To prevent new SQL instances from getting configured with public IP addresses, set up a `Restrict Public IP access on Cloud SQL instances` Organization policy at:

[https://console.cloud.google.com/iam-admin/orgpolicies/sql-restrictPublicIp](https://console.cloud.google.com/iam-admin/orgpolicies/sql-restrictPublicIp)

## Default value{% #default-value %}

By default, Cloud Sql instances have a public IP.
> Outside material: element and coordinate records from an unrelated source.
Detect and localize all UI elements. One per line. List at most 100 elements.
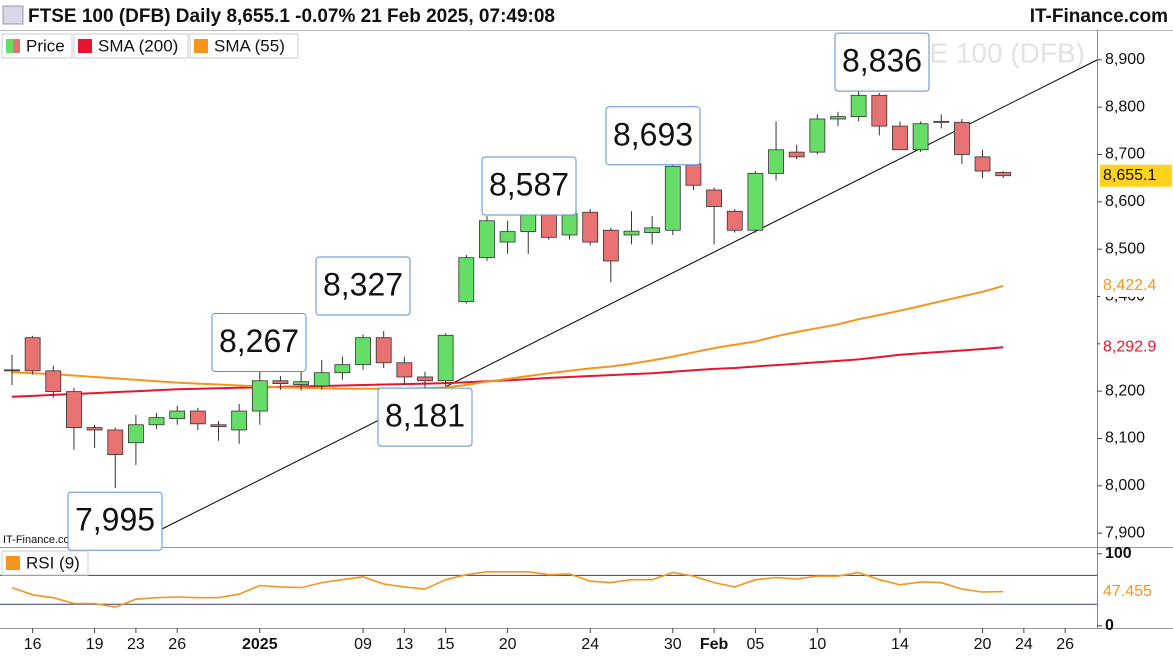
candle-body <box>644 227 661 233</box>
candle-body <box>107 429 124 455</box>
candle-body <box>850 94 867 118</box>
candle-body <box>995 172 1012 177</box>
last-value-label: 8,292.9 <box>1103 338 1156 355</box>
candle-body <box>355 337 371 366</box>
candle-body <box>541 213 557 238</box>
candle-body <box>974 156 991 172</box>
trend-line <box>127 59 1098 547</box>
candle-body <box>417 376 433 382</box>
y-tick-label: 0 <box>1105 617 1114 634</box>
header-title: FTSE 100 (DFB) Daily 8,655.1 -0.07% 21 F… <box>28 6 555 27</box>
last-value-box <box>1100 336 1172 359</box>
candle-body <box>189 410 206 425</box>
legend-swatch <box>78 39 92 53</box>
annotation-label: 8,587 <box>489 166 569 202</box>
candle-body <box>148 417 165 426</box>
annotation-label: 8,267 <box>219 323 299 359</box>
candle-body <box>623 230 640 236</box>
last-value-label: 47.455 <box>1103 583 1152 600</box>
x-tick-label: 20 <box>499 636 517 653</box>
candle-body <box>375 337 392 364</box>
candle-body <box>272 380 289 384</box>
candle-body <box>293 381 310 385</box>
candle-body <box>706 189 722 207</box>
x-tick-label: 24 <box>581 636 599 653</box>
y-tick-label: 8,900 <box>1105 51 1145 68</box>
y-tick-label: 8,700 <box>1105 146 1145 163</box>
last-value-box <box>1100 274 1172 297</box>
candle-body <box>313 372 330 387</box>
annotation-label: 8,693 <box>613 116 693 152</box>
y-tick-label: 7,900 <box>1105 524 1145 541</box>
candle-body <box>747 173 764 231</box>
candle-body <box>582 211 599 243</box>
annotation-box <box>211 312 307 372</box>
candle-body <box>726 210 743 231</box>
candle-body <box>458 257 475 303</box>
candle-body <box>768 149 784 174</box>
legend-box <box>73 33 189 59</box>
annotation-box <box>605 106 701 166</box>
legend-label: Price <box>26 36 65 55</box>
candle-body <box>231 410 248 431</box>
candle-body <box>479 220 495 259</box>
candle-body <box>561 213 578 236</box>
last-price-box <box>1100 164 1172 187</box>
legend-label: SMA (55) <box>214 36 285 55</box>
x-tick-label: 24 <box>1015 636 1033 653</box>
candle-body <box>437 334 454 382</box>
candle-body <box>251 380 268 412</box>
x-tick-label: 26 <box>168 636 186 653</box>
x-tick-label: 19 <box>86 636 104 653</box>
candle-body <box>210 424 227 428</box>
y-tick-label: 8,200 <box>1105 382 1145 399</box>
candle-body <box>127 424 144 444</box>
candle-body <box>602 229 619 262</box>
candle-body <box>809 118 826 153</box>
series-line <box>11 571 1004 608</box>
x-tick-label: 30 <box>664 636 682 653</box>
logo-icon <box>2 5 24 25</box>
legend-swatch <box>194 39 208 53</box>
candle-body <box>520 213 537 233</box>
annotation-label: 8,836 <box>842 43 922 79</box>
x-tick-label: 10 <box>808 636 826 653</box>
candle-body <box>788 151 805 158</box>
candle-body <box>933 120 950 123</box>
legend: Price SMA (200) SMA (55) RSI (9) <box>1 33 299 576</box>
candle-body <box>66 391 82 429</box>
candle-body <box>499 231 516 243</box>
legend-swatch <box>6 556 20 570</box>
annotation-box <box>315 256 411 316</box>
series-line <box>11 346 1004 398</box>
x-tick-label: 23 <box>127 636 145 653</box>
x-tick-label: 16 <box>24 636 42 653</box>
x-tick-label: 26 <box>1056 636 1074 653</box>
last-value-label: 8,422.4 <box>1103 277 1156 294</box>
x-tick-label: 2025 <box>242 636 278 653</box>
candle-body <box>892 125 908 151</box>
candle-body <box>685 163 702 186</box>
x-tick-label: 13 <box>395 636 413 653</box>
y-tick-label: 8,100 <box>1105 430 1145 447</box>
candle-body <box>396 362 413 378</box>
source-label: IT-Finance.com <box>3 534 79 546</box>
x-tick-label: 20 <box>974 636 992 653</box>
y-tick-label: 8,000 <box>1105 477 1145 494</box>
candle-body <box>334 364 351 374</box>
last-value-box <box>1100 580 1172 603</box>
candle-body <box>830 116 846 120</box>
annotation-label: 8,327 <box>323 267 403 303</box>
candle-body <box>24 337 41 372</box>
candle-body <box>912 123 929 151</box>
annotation-box <box>377 387 473 447</box>
x-tick-label: 05 <box>747 636 765 653</box>
legend-swatch <box>13 39 20 53</box>
annotation-label: 8,181 <box>385 398 465 434</box>
candle-body <box>86 427 103 431</box>
candle-body <box>954 121 970 155</box>
brand: IT-Finance.com <box>1030 6 1168 27</box>
legend-label: SMA (200) <box>98 36 178 55</box>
## References{% #references %}

1. [https://cloud.google.com/sql/docs/mysql/configure-private-ip](https://cloud.google.com/sql/docs/mysql/configure-private-ip)
1. [https://cloud.google.com/sql/docs/mysql/private-ip](https://cloud.google.com/sql/docs/mysql/private-ip)
1. [https://cloud.google.com/resource-manager/docs/organization-policy/org-policy-constraints](https://cloud.google.com/resource-manager/docs/organization-policy/org-policy-constraints)
1. [https://console.cloud.google.com/iam-admin/orgpolicies/sql-restrictPublicIp](https://console.cloud.google.com/iam-admin/orgpolicies/sql-restrictPublicIp)

## Additional information{% #additional-information %}

Replicas inherit their private IP status from their primary instance. You cannot configure a private IP directly on a replica.